KKR's publicly traded private credit fund is currently facing pressure on its near-term returns. The company's Chief Financial Officer, Robert Lewin, indicated on Wednesday that KKR perceives greater opportunities within non-traded investment vehicles.
Business development companies (BDCs), which are private debt funds, have seen their public share prices decline. Simultaneously, redemption requests for their non-traded counterparts have increased. Investors are expressing concerns about credit markets and exposure to the software sector.
Lewin noted that approximately $17 billion of KKR's capital, specifically in direct lending, is held in the BDC format, with $14 billion situated in FSK. He acknowledged that FSK has encountered pressure on its returns in the near term, primarily due to some subordinated exposure.
Competitors such as Blue Owl and BlackRock have also experienced share sell-offs as redemption requests for their key funds surpassed the 5% threshold. Some firms, like Blackstone, have subsequently relaxed this limit to 7% or higher.
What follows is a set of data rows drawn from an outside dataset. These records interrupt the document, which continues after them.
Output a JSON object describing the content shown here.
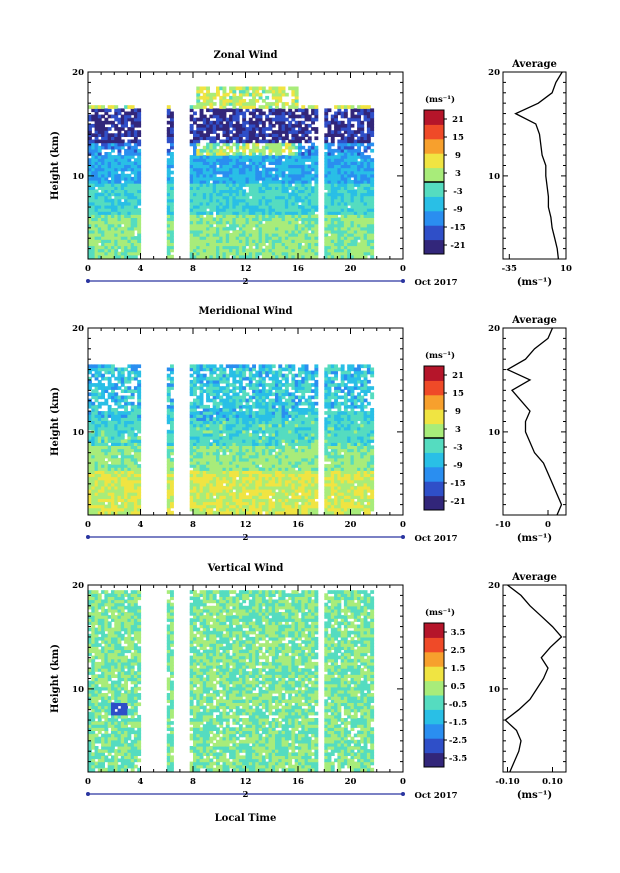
{
  "x_axis_label": "Local Time",
  "date_label": "Oct 2017",
  "day_label": "2",
  "x_ticks": [
    "0",
    "4",
    "8",
    "12",
    "16",
    "20",
    "0"
  ],
  "y_axis_label": "Height (km)",
  "y_ticks": [
    "10",
    "20"
  ],
  "unit_label": "(ms⁻¹)",
  "colorscale": [
    "#32267a",
    "#2f4fc8",
    "#2a8ef0",
    "#29bfe6",
    "#55dcc0",
    "#a8ec7a",
    "#f0e442",
    "#f7a02d",
    "#ef4a28",
    "#b5152a"
  ],
  "chart_data": [
    {
      "type": "heatmap",
      "title": "Zonal Wind",
      "x_range": [
        0,
        24
      ],
      "y_range": [
        2,
        20
      ],
      "colorbar": {
        "label": "(ms⁻¹)",
        "ticks": [
          "21",
          "15",
          "9",
          "3",
          "-3",
          "-9",
          "-15",
          "-21"
        ],
        "range": [
          -24,
          24
        ]
      },
      "data_gaps_hours": [
        [
          4.1,
          5.9
        ],
        [
          6.4,
          7.7
        ],
        [
          17.4,
          18.0
        ],
        [
          21.8,
          24.0
        ]
      ],
      "average_profile": {
        "title": "Average",
        "xlabel": "(ms⁻¹)",
        "x_ticks": [
          "-35",
          "10"
        ],
        "xlim": [
          -40,
          10
        ],
        "y_ticks": [
          "10",
          "20"
        ],
        "height_km": [
          2,
          3,
          4,
          5,
          6,
          7,
          8,
          9,
          10,
          11,
          12,
          13,
          14,
          15,
          16,
          17,
          18,
          19,
          20
        ],
        "value": [
          4,
          3,
          1,
          -1,
          -2,
          -4,
          -4,
          -5,
          -6,
          -6,
          -9,
          -10,
          -11,
          -14,
          -30,
          -12,
          -1,
          2,
          7
        ]
      }
    },
    {
      "type": "heatmap",
      "title": "Meridional Wind",
      "x_range": [
        0,
        24
      ],
      "y_range": [
        2,
        20
      ],
      "colorbar": {
        "label": "(ms⁻¹)",
        "ticks": [
          "21",
          "15",
          "9",
          "3",
          "-3",
          "-9",
          "-15",
          "-21"
        ],
        "range": [
          -24,
          24
        ]
      },
      "data_gaps_hours": [
        [
          4.1,
          5.9
        ],
        [
          6.4,
          7.7
        ],
        [
          17.4,
          18.0
        ],
        [
          21.8,
          24.0
        ]
      ],
      "average_profile": {
        "title": "Average",
        "xlabel": "(ms⁻¹)",
        "x_ticks": [
          "-10",
          "0"
        ],
        "xlim": [
          -10,
          4
        ],
        "y_ticks": [
          "10",
          "20"
        ],
        "height_km": [
          2,
          3,
          4,
          5,
          6,
          7,
          8,
          9,
          10,
          11,
          12,
          13,
          14,
          15,
          16,
          17,
          18,
          19,
          20
        ],
        "value": [
          2,
          3,
          2,
          1,
          0,
          -1,
          -3,
          -4,
          -5,
          -5,
          -4,
          -6,
          -8,
          -4,
          -9,
          -5,
          -3,
          0,
          1
        ]
      }
    },
    {
      "type": "heatmap",
      "title": "Vertical Wind",
      "x_range": [
        0,
        24
      ],
      "y_range": [
        2,
        20
      ],
      "colorbar": {
        "label": "(ms⁻¹)",
        "ticks": [
          "3.5",
          "2.5",
          "1.5",
          "0.5",
          "-0.5",
          "-1.5",
          "-2.5",
          "-3.5"
        ],
        "range": [
          -4,
          4
        ]
      },
      "data_gaps_hours": [
        [
          4.1,
          5.9
        ],
        [
          6.4,
          7.7
        ],
        [
          17.4,
          18.0
        ],
        [
          21.8,
          24.0
        ]
      ],
      "average_profile": {
        "title": "Average",
        "xlabel": "(ms⁻¹)",
        "x_ticks": [
          "-0.10",
          "0.10"
        ],
        "xlim": [
          -0.12,
          0.16
        ],
        "y_ticks": [
          "10",
          "20"
        ],
        "height_km": [
          2,
          3,
          4,
          5,
          6,
          7,
          8,
          9,
          10,
          11,
          12,
          13,
          14,
          15,
          16,
          17,
          18,
          19,
          20
        ],
        "value": [
          -0.09,
          -0.07,
          -0.05,
          -0.04,
          -0.06,
          -0.11,
          -0.05,
          0.0,
          0.03,
          0.06,
          0.08,
          0.05,
          0.09,
          0.14,
          0.1,
          0.05,
          0.0,
          -0.04,
          -0.1
        ]
      }
    }
  ]
}
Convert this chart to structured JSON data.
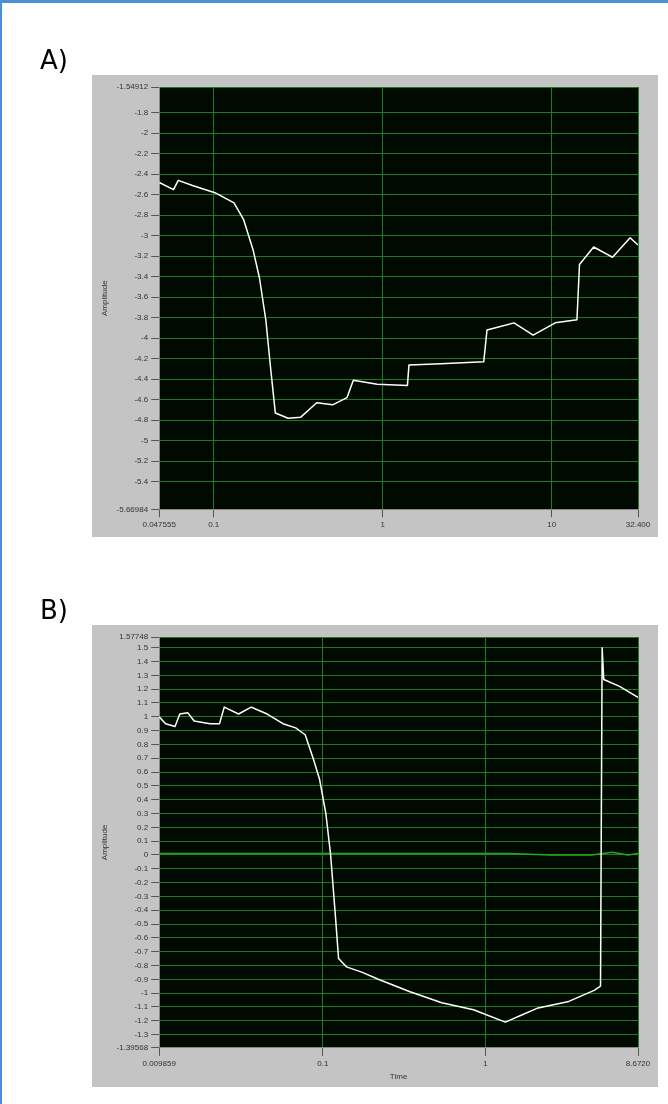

Concerns within the private credit market intensified last year following the collapses of auto parts supplier First Brands and subprime lender Tricolor. These jitters have extended to the software industry, as artificial intelligence poses a threat to the pricing power of software companies, which have attracted substantial private funding over the past two decades.
FSK's filings reveal over 16% exposure to software and related companies. In contrast, KKR's insurance business, Global Atlantic, has roughly 2.5% exposure to software, according to Lewin.
Lewin anticipates that AI will create significant winners and some underperformers within the business landscape, with certain companies potentially being disintermediated over time. He also stated that capital markets remain fairly robust globally, despite geopolitical and tariff volatility.
KKR projects first-quarter capital markets revenue to range between $200 million and $225 million, aligning with the revenue from the same period last year.